Here are some things I think I am thinking about:
1) Shrinkage in the markets! There has been a lot of chatter lately about the shrinking of the public markets. This NY Times piece says the shrinkage is a problem for everyone. It cites this excellent NBER piece by people much smarter than me. Long story short, there used to be 8,000+ public firms and now there are just 4,000+ and so the world is about to go kaboom (or something like that).
It’s true, No one likes shrinkage. But shrinkage is perfectly natural. In this case, I actually think the shrinkage is a good thing. Let me explain.
I do this thing sometimes where I trick my brain.¹ I believe that people always want to look at the world and find problems. We’re just hard-wired to do that. For instance, we believe the stock market is usually wrong or politicians are usually wrong or the world is usually worse than it used to be. This might all be true, but what I try to do now is ask myself “what if this thing is precisely right for this moment in time?” It’s kind of an extreme efficient market and rational expectations trick that I play on my own brain. It’s not a nice thing to do to your own brain because it’s almost certainly wrong to some degree. After all, the efficient market hypothesis is pretty lame and I don’t know how it’s a thing. But it gets you to think outside the box at times.

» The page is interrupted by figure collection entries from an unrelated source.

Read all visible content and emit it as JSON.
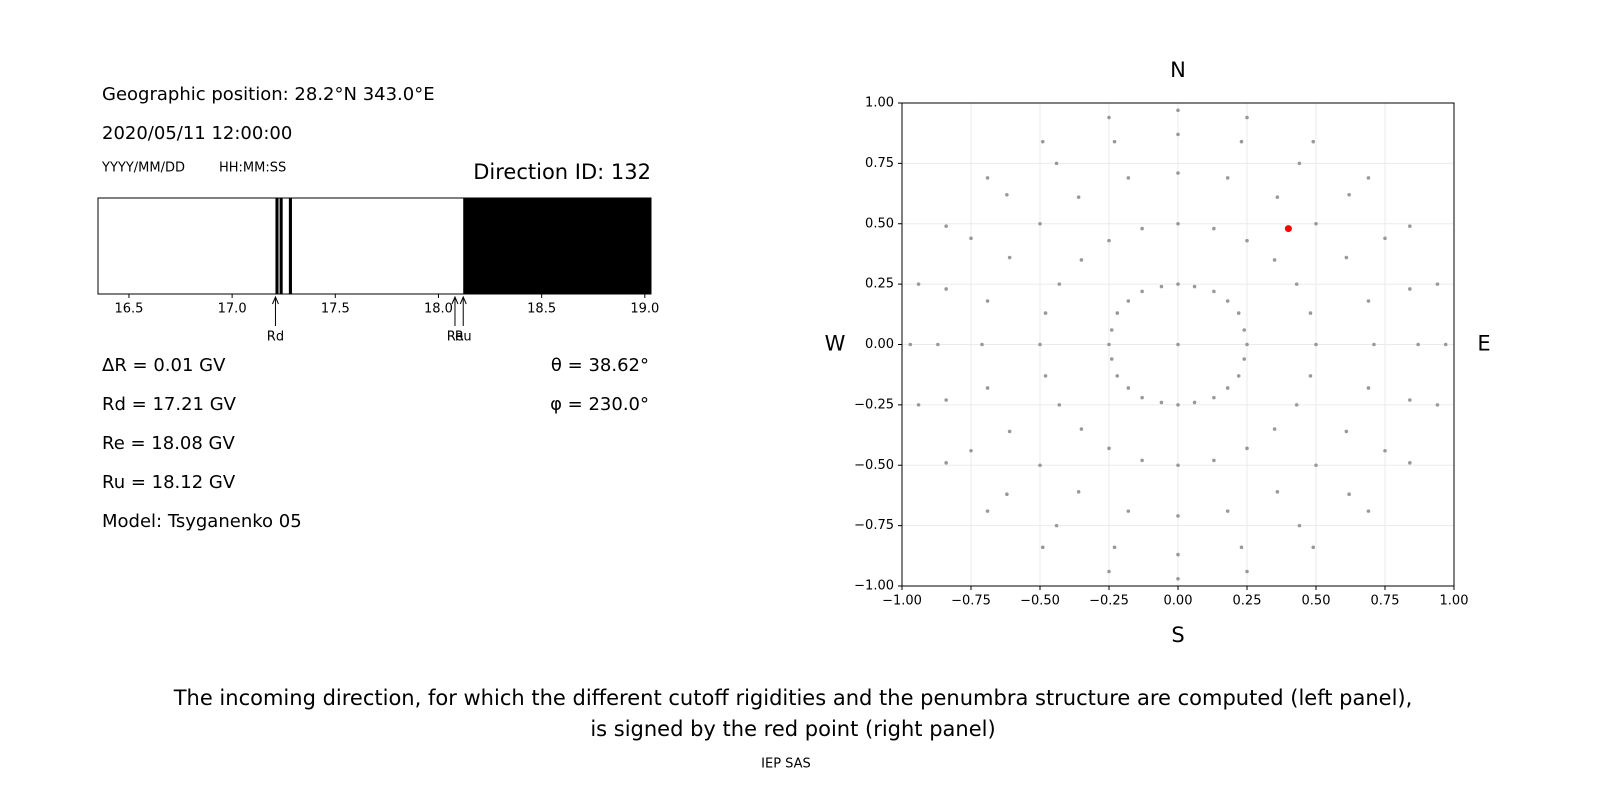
{
  "header": {
    "position": "Geographic position: 28.2°N 343.0°E",
    "datetime": "2020/05/11 12:00:00",
    "date_format": "YYYY/MM/DD",
    "time_format": "HH:MM:SS",
    "direction_id": "Direction ID: 132"
  },
  "results": [
    "ΔR = 0.01 GV",
    "Rd = 17.21 GV",
    "Re = 18.08 GV",
    "Ru = 18.12 GV",
    "Model: Tsyganenko 05"
  ],
  "angles": [
    "θ = 38.62°",
    "φ = 230.0°"
  ],
  "chart_data": [
    {
      "type": "penumbra",
      "color": "#000000",
      "xlim": [
        16.35,
        19.03
      ],
      "xticks": [
        16.5,
        {
          "value": 17,
          "label": "17.0"
        },
        17.5,
        {
          "value": 18,
          "label": "18.0"
        },
        18.5,
        {
          "value": 19,
          "label": "19.0"
        }
      ],
      "bands": [
        [
          17.21,
          17.225
        ],
        [
          17.23,
          17.245
        ],
        [
          17.275,
          17.29
        ],
        [
          18.12,
          19.03
        ]
      ],
      "markers": [
        {
          "label": "Rd",
          "value": 17.21
        },
        {
          "label": "Re",
          "value": 18.08
        },
        {
          "label": "Ru",
          "value": 18.12
        }
      ]
    },
    {
      "type": "scatter",
      "grid": true,
      "labels": {
        "top": "N",
        "bottom": "S",
        "left": "W",
        "right": "E"
      },
      "xlim": [
        -1,
        1
      ],
      "ylim": [
        -1,
        1
      ],
      "xticks": [
        {
          "value": -1,
          "label": "−1.00"
        },
        {
          "value": -0.75,
          "label": "−0.75"
        },
        {
          "value": -0.5,
          "label": "−0.50"
        },
        {
          "value": -0.25,
          "label": "−0.25"
        },
        {
          "value": 0,
          "label": "0.00"
        },
        0.25,
        {
          "value": 0.5,
          "label": "0.50"
        },
        0.75,
        {
          "value": 1,
          "label": "1.00"
        }
      ],
      "yticks": [
        {
          "value": -1,
          "label": "−1.00"
        },
        {
          "value": -0.75,
          "label": "−0.75"
        },
        {
          "value": -0.5,
          "label": "−0.50"
        },
        {
          "value": -0.25,
          "label": "−0.25"
        },
        {
          "value": 0,
          "label": "0.00"
        },
        0.25,
        {
          "value": 0.5,
          "label": "0.50"
        },
        0.75,
        {
          "value": 1,
          "label": "1.00"
        }
      ],
      "series": [
        {
          "color": "#999999",
          "x": [
            0,
            0.25,
            0.24,
            0.22,
            0.18,
            0.13,
            0.06,
            0,
            -0.06,
            -0.13,
            -0.18,
            -0.22,
            -0.24,
            -0.25,
            -0.24,
            -0.22,
            -0.18,
            -0.13,
            -0.06,
            0,
            0.06,
            0.13,
            0.18,
            0.22,
            0.24,
            0.5,
            0.48,
            0.43,
            0.35,
            0.25,
            0.13,
            0,
            -0.13,
            -0.25,
            -0.35,
            -0.43,
            -0.48,
            -0.5,
            -0.48,
            -0.43,
            -0.35,
            -0.25,
            -0.13,
            0,
            0.13,
            0.25,
            0.35,
            0.43,
            0.48,
            0.71,
            0.69,
            0.61,
            0.5,
            0.36,
            0.18,
            0,
            -0.18,
            -0.36,
            -0.5,
            -0.61,
            -0.69,
            -0.71,
            -0.69,
            -0.61,
            -0.5,
            -0.36,
            -0.18,
            0,
            0.18,
            0.36,
            0.5,
            0.61,
            0.69,
            0.87,
            0.84,
            0.75,
            0.62,
            0.44,
            0.23,
            0,
            -0.23,
            -0.44,
            -0.62,
            -0.75,
            -0.84,
            -0.87,
            -0.84,
            -0.75,
            -0.62,
            -0.44,
            -0.23,
            0,
            0.23,
            0.44,
            0.62,
            0.75,
            0.84,
            0.97,
            0.94,
            0.84,
            0.69,
            0.49,
            0.25,
            0,
            -0.25,
            -0.49,
            -0.69,
            -0.84,
            -0.94,
            -0.97,
            -0.94,
            -0.84,
            -0.69,
            -0.49,
            -0.25,
            0,
            0.25,
            0.49,
            0.69,
            0.84,
            0.94
          ],
          "y": [
            0,
            0,
            0.06,
            0.13,
            0.18,
            0.22,
            0.24,
            0.25,
            0.24,
            0.22,
            0.18,
            0.13,
            0.06,
            0,
            -0.06,
            -0.13,
            -0.18,
            -0.22,
            -0.24,
            -0.25,
            -0.24,
            -0.22,
            -0.18,
            -0.13,
            -0.06,
            0,
            0.13,
            0.25,
            0.35,
            0.43,
            0.48,
            0.5,
            0.48,
            0.43,
            0.35,
            0.25,
            0.13,
            0,
            -0.13,
            -0.25,
            -0.35,
            -0.43,
            -0.48,
            -0.5,
            -0.48,
            -0.43,
            -0.35,
            -0.25,
            -0.13,
            0,
            0.18,
            0.36,
            0.5,
            0.61,
            0.69,
            0.71,
            0.69,
            0.61,
            0.5,
            0.36,
            0.18,
            0,
            -0.18,
            -0.36,
            -0.5,
            -0.61,
            -0.69,
            -0.71,
            -0.69,
            -0.61,
            -0.5,
            -0.36,
            -0.18,
            0,
            0.23,
            0.44,
            0.62,
            0.75,
            0.84,
            0.87,
            0.84,
            0.75,
            0.62,
            0.44,
            0.23,
            0,
            -0.23,
            -0.44,
            -0.62,
            -0.75,
            -0.84,
            -0.87,
            -0.84,
            -0.75,
            -0.62,
            -0.44,
            -0.23,
            0,
            0.25,
            0.49,
            0.69,
            0.84,
            0.94,
            0.97,
            0.94,
            0.84,
            0.69,
            0.49,
            0.25,
            0,
            -0.25,
            -0.49,
            -0.69,
            -0.84,
            -0.94,
            -0.97,
            -0.94,
            -0.84,
            -0.69,
            -0.49,
            -0.25
          ]
        },
        {
          "color": "#ff0000",
          "x": [
            0.4
          ],
          "y": [
            0.48
          ]
        }
      ]
    }
  ],
  "caption": [
    "The incoming direction, for which the different cutoff rigidities and the penumbra structure are computed (left panel),",
    "is signed by the red point (right panel)"
  ],
  "footer": "IEP SAS"
}
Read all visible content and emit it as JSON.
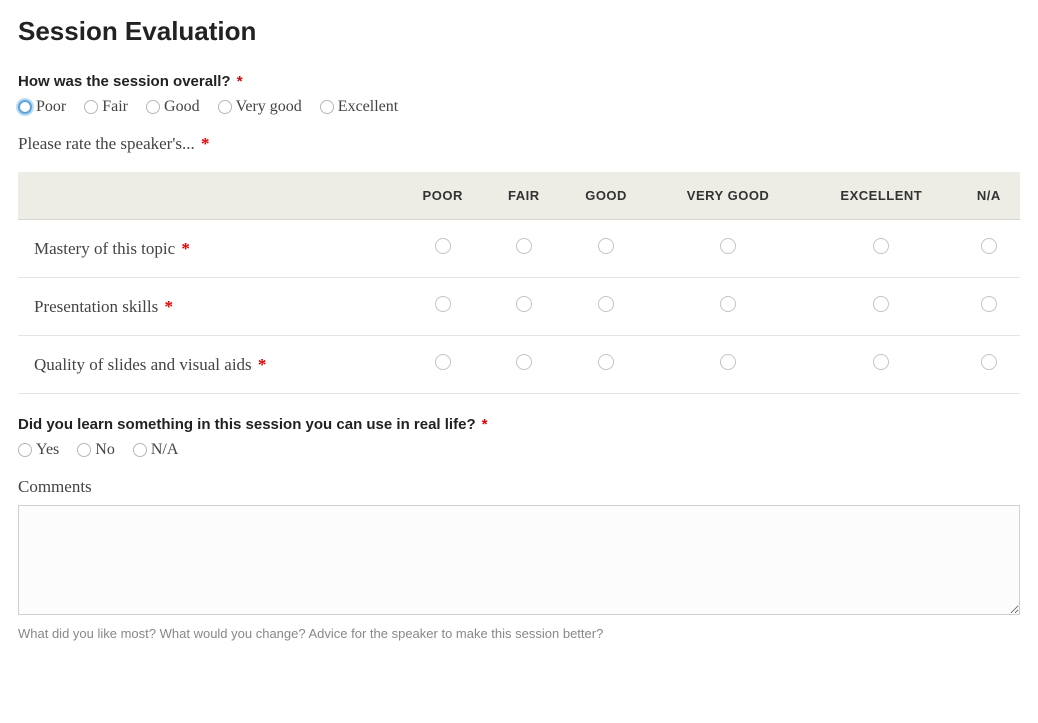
{
  "title": "Session Evaluation",
  "q1": {
    "label": "How was the session overall?",
    "required": true,
    "options": [
      "Poor",
      "Fair",
      "Good",
      "Very good",
      "Excellent"
    ],
    "focused_index": 0
  },
  "q2": {
    "prompt": "Please rate the speaker's...",
    "required": true,
    "columns": [
      "POOR",
      "FAIR",
      "GOOD",
      "VERY GOOD",
      "EXCELLENT",
      "N/A"
    ],
    "rows": [
      {
        "label": "Mastery of this topic",
        "required": true
      },
      {
        "label": "Presentation skills",
        "required": true
      },
      {
        "label": "Quality of slides and visual aids",
        "required": true
      }
    ]
  },
  "q3": {
    "label": "Did you learn something in this session you can use in real life?",
    "required": true,
    "options": [
      "Yes",
      "No",
      "N/A"
    ]
  },
  "q4": {
    "label": "Comments",
    "hint": "What did you like most? What would you change? Advice for the speaker to make this session better?"
  },
  "asterisk": "*",
  "colors": {
    "required": "#e00000",
    "header_bg": "#edece5",
    "focus_ring": "#5aa4e0",
    "text": "#333333",
    "muted": "#888888"
  }
}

Anyhow, while I was tricking my brain into this view I realized that maybe the size of the public market is precisely right. Maybe, just maybe, it was all wrong back in the 90s. Maybe that market was a bloated pig with way too many small and low-quality firms that never should have gone public in the first place. And the data would seem to support this view. The decline is mainly the result of micro-cap firms disappearing. In other words, they never got big enough to sustain themselves as public firms. In other, other words, the public market never should have been 8,000+ firms because there weren’t 8,000+ firms deserving of being public.